Nossa Senhora de Paris
Nossa Senhora de Paris, lírico espécime de arte gótica, cuja construção teve início no ano de 1163, foi permanecendo debaixo da lente dos Multiversos e resistindo às intempéries humanas. A sua construção deve-se às ambições e misteres da burguesia parisiense de então. O local escolhido é de uma discrição absoluta para a época, a ponta Este da poética Ilha da Cidade, contornada pelas águas do rio Sena. Para ali convergiram, durante 856 anos, todas as raças humanas que palmilharam Paris.
Murmura a lenda que aqueles terrenos são sagrados, pois, tanto os celtas, quanto os romanos, e os cristãos (estes, por volta de 528 d.C., ergueram no local a basílica de Saint-Étienne, projetada por Quildeberto I) ali sublimavam as suas solenidades.
Atestando a antiguidade da construção de Nossa Senhora de Paris, podemos atentar para alguns factos históricos: 1) No ano de 1163, Afonso I, o Conquistador, ainda não tinha recebido a bula papal “Manifestis Probatum”, “através da qual o Papa Alexandre III reconhecia, por fim, a independência de Portugal”; 2) Nácer Salá Adim Lúçufe Ibne Aiube (Saladino), grande protagonista de um período de lendas que circularam por todo o Oriente Médio e a Europa, bastião tutelar da cultura islâmica, estava no auge da sua defesa pelos ideais dos povos muçulmanos; 3) Ricardo Coração de Leão contava apenas 6 anos de idade; 4) Hildegarda de Bingen (Sibila do Reno), a primeira de uma sucessão de senhoras influentes na literatura, na música, na política e na religião, estava a meio da criação das 77 composições da sua sublime “Symphonia armonie celestium revelationum”; 5) Leonor da Aquitânia, mãe de Ricardo Coração de Leão, era já Rainha da Inglaterra, depois de ter sido, durante 15 anos, Rainha Consorte da França; 6) Genghis Khan, o Primeiro Grande Cã do Império Mongol, recém havia completado 1 ano de idade.
Depois de quase dois séculos de edificação, tendo passado pela mão de um grande número de arquitetos, cujos traços se notavam nas diversas dissemelhanças estilísticas que pontilhavam por todo o conjunto, Nossa Senhora de Paris, foi dada por concluída.
Durante a sua existência, o seu acervo foi sendo enriquecido com peças não arquitetónicas, entre elas, a túnica de Saint-Louis e o fragmento da coroa de espinhos com a qual Jesus Cristo teria sido coroado. No que trata à arquitetura são inúmeros os espécimes importantes a apontar, mas, fiquemo-nos apenas pelas três janelas de rosáceas medievais, a ocidental, do ano de 1225; a norte, de 1250; e a sul, também desse mesmo ano.
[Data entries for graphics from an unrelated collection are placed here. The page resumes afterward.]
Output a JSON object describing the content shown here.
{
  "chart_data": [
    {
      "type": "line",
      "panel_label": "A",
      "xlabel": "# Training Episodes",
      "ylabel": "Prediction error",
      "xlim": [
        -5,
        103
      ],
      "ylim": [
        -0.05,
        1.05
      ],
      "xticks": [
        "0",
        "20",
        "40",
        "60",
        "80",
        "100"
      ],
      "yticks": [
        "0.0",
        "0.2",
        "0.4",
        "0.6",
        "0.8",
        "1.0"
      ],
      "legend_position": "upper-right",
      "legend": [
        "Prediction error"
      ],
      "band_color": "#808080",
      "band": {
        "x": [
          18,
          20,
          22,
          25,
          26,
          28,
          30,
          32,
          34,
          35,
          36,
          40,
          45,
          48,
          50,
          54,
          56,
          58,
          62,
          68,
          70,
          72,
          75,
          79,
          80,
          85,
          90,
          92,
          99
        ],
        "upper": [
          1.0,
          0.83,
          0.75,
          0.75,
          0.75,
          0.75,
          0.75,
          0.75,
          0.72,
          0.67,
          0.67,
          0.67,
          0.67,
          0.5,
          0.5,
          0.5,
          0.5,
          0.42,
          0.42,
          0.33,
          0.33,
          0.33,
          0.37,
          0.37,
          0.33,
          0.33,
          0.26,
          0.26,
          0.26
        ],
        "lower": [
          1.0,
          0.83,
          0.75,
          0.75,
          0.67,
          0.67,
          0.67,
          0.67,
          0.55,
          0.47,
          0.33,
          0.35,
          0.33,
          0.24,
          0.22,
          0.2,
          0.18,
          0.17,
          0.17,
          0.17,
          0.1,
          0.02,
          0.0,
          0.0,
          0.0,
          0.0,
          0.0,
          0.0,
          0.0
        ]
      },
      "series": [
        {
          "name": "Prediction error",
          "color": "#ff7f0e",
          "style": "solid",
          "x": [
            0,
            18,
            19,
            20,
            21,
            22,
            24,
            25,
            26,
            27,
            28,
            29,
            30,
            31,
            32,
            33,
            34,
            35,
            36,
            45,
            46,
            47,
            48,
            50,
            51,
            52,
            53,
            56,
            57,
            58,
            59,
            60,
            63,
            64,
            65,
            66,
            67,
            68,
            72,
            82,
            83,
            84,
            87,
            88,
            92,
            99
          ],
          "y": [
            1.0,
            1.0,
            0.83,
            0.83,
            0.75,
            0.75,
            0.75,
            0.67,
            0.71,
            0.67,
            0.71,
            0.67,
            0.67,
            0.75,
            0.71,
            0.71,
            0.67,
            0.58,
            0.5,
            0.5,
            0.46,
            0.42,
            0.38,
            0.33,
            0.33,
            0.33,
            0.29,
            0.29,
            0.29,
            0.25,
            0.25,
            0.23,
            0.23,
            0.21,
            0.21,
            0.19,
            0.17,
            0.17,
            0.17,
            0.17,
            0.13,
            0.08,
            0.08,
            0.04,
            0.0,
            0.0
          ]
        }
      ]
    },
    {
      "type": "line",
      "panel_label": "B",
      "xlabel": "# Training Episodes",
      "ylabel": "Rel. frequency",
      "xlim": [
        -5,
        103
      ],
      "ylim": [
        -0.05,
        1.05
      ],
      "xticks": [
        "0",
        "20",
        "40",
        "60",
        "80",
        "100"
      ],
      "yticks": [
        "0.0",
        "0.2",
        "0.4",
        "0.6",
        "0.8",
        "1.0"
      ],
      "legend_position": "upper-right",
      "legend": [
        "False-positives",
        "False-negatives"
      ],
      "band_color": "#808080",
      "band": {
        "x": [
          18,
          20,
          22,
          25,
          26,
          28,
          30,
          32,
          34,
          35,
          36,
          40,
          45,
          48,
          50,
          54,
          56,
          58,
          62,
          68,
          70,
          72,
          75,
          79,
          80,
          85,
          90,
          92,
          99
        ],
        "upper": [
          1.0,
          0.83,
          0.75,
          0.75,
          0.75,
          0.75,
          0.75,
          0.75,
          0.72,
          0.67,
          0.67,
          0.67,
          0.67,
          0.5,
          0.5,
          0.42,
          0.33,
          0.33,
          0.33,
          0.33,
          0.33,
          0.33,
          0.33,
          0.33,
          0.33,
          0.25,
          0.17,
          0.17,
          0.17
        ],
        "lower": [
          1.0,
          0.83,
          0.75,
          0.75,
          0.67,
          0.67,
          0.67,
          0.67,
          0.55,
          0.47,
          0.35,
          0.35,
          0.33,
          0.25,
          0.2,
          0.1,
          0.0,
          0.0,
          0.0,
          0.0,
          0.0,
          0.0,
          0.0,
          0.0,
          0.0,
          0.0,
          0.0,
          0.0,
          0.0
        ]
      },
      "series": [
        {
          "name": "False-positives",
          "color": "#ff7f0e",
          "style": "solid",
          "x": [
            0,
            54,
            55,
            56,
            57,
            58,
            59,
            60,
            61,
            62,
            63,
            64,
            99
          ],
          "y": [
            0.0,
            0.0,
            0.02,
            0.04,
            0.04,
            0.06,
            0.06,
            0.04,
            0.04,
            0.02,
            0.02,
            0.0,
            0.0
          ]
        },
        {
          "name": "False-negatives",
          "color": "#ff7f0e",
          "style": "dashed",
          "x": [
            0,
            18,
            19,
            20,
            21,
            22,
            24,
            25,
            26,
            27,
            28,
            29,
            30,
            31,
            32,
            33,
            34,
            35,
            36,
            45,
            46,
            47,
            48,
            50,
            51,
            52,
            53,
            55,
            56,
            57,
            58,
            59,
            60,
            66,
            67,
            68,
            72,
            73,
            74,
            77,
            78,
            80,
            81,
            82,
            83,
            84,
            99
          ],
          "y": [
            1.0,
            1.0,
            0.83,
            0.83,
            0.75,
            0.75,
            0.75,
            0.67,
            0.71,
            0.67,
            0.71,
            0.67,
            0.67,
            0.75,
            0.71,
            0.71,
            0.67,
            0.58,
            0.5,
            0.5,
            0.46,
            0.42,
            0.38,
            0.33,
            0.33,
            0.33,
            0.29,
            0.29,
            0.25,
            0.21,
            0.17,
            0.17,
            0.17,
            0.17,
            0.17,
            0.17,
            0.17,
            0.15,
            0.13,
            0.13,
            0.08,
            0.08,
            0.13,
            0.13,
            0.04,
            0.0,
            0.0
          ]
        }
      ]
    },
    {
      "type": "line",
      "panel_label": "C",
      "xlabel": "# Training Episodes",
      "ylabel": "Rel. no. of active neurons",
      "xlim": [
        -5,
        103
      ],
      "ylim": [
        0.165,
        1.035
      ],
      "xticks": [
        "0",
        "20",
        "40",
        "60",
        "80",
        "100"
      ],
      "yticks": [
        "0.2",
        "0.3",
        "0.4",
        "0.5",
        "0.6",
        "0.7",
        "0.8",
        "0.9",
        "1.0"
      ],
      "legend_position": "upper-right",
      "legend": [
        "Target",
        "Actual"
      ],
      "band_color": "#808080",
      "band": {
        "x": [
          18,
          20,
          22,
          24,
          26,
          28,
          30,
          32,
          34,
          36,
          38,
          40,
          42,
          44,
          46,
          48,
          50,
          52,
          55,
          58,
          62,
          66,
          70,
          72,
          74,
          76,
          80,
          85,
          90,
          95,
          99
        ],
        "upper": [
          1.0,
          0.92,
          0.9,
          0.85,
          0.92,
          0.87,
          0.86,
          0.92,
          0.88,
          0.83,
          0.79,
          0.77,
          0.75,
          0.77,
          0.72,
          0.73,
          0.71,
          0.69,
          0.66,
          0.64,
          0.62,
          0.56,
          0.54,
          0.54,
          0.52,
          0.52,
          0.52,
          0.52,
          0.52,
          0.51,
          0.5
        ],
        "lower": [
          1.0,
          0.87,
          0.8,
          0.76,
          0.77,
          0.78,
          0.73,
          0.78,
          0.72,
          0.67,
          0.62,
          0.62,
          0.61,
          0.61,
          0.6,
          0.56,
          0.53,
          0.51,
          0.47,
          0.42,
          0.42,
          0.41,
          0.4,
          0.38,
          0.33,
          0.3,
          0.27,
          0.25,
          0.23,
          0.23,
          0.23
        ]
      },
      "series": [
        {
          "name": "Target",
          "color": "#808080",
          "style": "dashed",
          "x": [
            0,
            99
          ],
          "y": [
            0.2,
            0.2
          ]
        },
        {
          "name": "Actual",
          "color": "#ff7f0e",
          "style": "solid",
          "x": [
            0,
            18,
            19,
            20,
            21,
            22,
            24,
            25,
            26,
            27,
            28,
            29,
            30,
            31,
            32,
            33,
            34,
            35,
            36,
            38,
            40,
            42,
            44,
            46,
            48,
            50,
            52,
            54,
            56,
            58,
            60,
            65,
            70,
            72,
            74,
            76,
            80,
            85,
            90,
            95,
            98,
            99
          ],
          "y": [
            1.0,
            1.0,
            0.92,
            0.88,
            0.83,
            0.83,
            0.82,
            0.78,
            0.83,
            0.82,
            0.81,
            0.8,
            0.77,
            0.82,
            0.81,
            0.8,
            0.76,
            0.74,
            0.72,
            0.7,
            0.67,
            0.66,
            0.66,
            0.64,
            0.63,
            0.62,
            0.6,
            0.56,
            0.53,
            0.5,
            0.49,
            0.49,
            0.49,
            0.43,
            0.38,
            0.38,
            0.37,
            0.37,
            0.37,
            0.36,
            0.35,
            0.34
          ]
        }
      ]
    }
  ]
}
Quando ainda estava em construção, os cavaleiros medievais, durante as Cruzadas, iam rezar e pedir proteção, antes de partirem para o Oriente. Três dezenas de Reis; a Revolução Francesa; a coroação, como Imperador, de Napoleão Bonaparte; duas guerras mundiais; entre outros acontecimentos, também desfilaram diante daquelas paredes.
Neste século XXI, a partir de um ano que virá, certamente, sob o olhar atento das gárgulas, do espírito de Maurice de Sully, e dos antigos habitantes de Lutécia:
Quasímodo voltará a sentar-se num dos madeirames que suportarão a novel geração de Bourdon Emmanuel, ou prostrar-se-á na janela de uma das torres, atento, a observar as deformidades daqueles que calcorrearão seus pés.
Enquanto isso, a uma certa distância, acomodado num velho barco de fundo chato, atracado numa das margens do Sena, Victor Hugo cofiará o bigode e ameigará a barba, justapondo pensamentos acerca da ansiedade que sempre corroerá as almas. Quem melhor do que ele para garantir que o livro de pedra será reescrito. Ansiosamente, aguardamos o novo dia celeste dessa Catedral!